Last November, the world was given hope in the fight against the virus pandemic when three companies - Pfizer/BioNTech, Moderna and AstraZeneca - announced potentially effective vaccines. These announcements showed enough light at the end of the tunnel to drive the markets up decisively.
However, countries are now engaged in a race for herd immunity through vaccination, with the UK ahead of the rest of Europe in terms of containing Covid-19.
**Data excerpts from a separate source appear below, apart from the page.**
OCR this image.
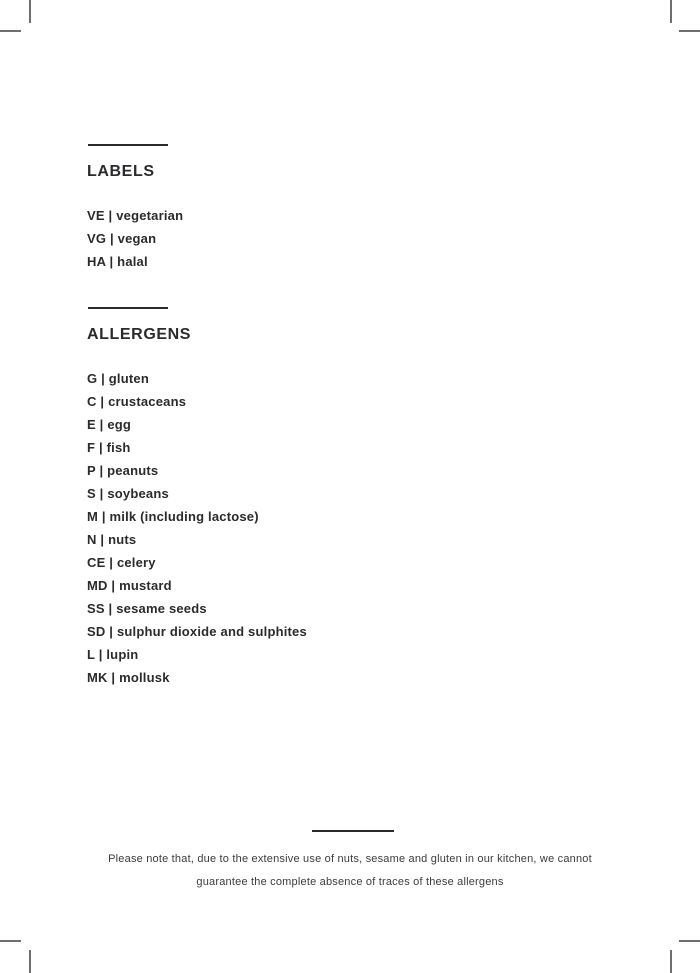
LABELS
VE | vegetarian
VG | vegan
HA | halal
ALLERGENS
G | gluten
C | crustaceans
E | egg
F | fish
P | peanuts
S | soybeans
M | milk (including lactose)
N | nuts
CE | celery
MD | mustard
SS | sesame seeds
SD | sulphur dioxide and sulphites
L | lupin
MK | mollusk
Please note that, due to the extensive use of nuts, sesame and gluten in our kitchen, we cannot
guarantee the complete absence of traces of these allergens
Exchange rates reflect the success of vaccination campaigns
The UK started the vaccine campaign earlier than most other countries by using emergency procedures to authorise new vaccines, while the rest of Europe suffered a vaccine fiasco in the first quarter of this year. In other words, the European Commission ordered its vaccines too late compared to the US and the UK.
The currency market has sold off the EUR/GBP exchange rate since the beginning of the year, with the cross pair falling from 0.90 last December to below 0.85 a week ago.
The EUR/USD also closely reflects differences in vaccine campaigns. It opened the year above 1.23 and then fell to 1.17 at the end of last month. However, the EUR/USD has risen from 1.17 to 1.20 recently as vaccine rates have increased across Europe.
Yesterday, European Commission President Von der Leyen announced that the EU had reached the 100 million vaccines mark, which, considering that a quarter of those vaccinations were second doses, means that about 26 million Europeans have been fully vaccinated.
The road ahead is still full of pitfalls. Delays in deliveries and scepticism about AstraZeneca and Janssen vaccines may mean that other parts of the world are racing ahead. Whatever happens, this will first be reflected in the currency markets.